For more information, see: S3 Table Engine | ClickHouse Docs Also refer to: Separation of Storage and Compute | ClickHouse Docs
JDBC SQL Clients Integration
To connect with DB Visualizer, follow the below steps:
- Add nexus resolver URL in Tools → Tool Properties.
http://repo1.acceldata.dev/repository/odp-central
- Navigate to Tools → Driver Manager. If the ClickHouse template driver is unavailable, update DBVisualizer to the latest version. Right-click ClickHouse and select Create User Driver from Template.
- In the Driver Artifacts section, click + and enter the required version details. After applying, the tool automatically downloads and scans the driver classes. You can also download and upload the driver JARs manually if preferred.

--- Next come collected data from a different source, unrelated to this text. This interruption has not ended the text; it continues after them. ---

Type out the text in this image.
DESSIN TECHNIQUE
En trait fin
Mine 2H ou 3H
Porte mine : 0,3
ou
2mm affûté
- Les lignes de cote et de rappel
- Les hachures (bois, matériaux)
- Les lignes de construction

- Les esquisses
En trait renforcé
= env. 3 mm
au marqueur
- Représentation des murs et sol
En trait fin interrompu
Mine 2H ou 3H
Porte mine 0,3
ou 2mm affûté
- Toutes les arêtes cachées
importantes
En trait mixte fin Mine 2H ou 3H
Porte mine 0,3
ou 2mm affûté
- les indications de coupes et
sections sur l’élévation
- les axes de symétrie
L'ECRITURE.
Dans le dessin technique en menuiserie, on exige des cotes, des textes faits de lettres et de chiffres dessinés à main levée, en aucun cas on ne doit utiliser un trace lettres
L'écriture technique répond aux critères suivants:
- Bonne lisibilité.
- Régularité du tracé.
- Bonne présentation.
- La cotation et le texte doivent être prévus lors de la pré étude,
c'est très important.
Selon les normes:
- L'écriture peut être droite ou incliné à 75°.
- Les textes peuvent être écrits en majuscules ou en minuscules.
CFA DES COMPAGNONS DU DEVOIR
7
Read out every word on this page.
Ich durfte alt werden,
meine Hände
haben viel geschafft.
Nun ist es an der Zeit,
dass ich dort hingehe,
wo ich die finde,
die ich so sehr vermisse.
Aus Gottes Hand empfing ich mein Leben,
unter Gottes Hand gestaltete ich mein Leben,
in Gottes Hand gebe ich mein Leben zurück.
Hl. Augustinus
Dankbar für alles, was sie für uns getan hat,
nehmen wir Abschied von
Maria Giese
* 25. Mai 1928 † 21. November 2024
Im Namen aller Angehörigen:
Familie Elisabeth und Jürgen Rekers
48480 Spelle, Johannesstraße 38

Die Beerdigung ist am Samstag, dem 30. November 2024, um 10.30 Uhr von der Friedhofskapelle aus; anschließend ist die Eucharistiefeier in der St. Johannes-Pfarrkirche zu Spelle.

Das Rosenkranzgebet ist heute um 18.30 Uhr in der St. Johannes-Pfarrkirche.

- Choose a new DB connection and assign the driver with the DB connection details

For more information, see JDBC Driver Configuration.
ODBC SQL Client Integration
The ODBC driver is currently not packaged due to ongoing evaluations of environmental requirements. However, you can use the official ClickHouse ODBC clients for your operating system. Download the compressed files from the official ClickHouse ODBC repository to access the latest releases (licensed under Apache 2.0).

Note: Future roadmap includes JDBC and ODBC bridge integrations to enable access to external data sources via ClickHouse storage handler services.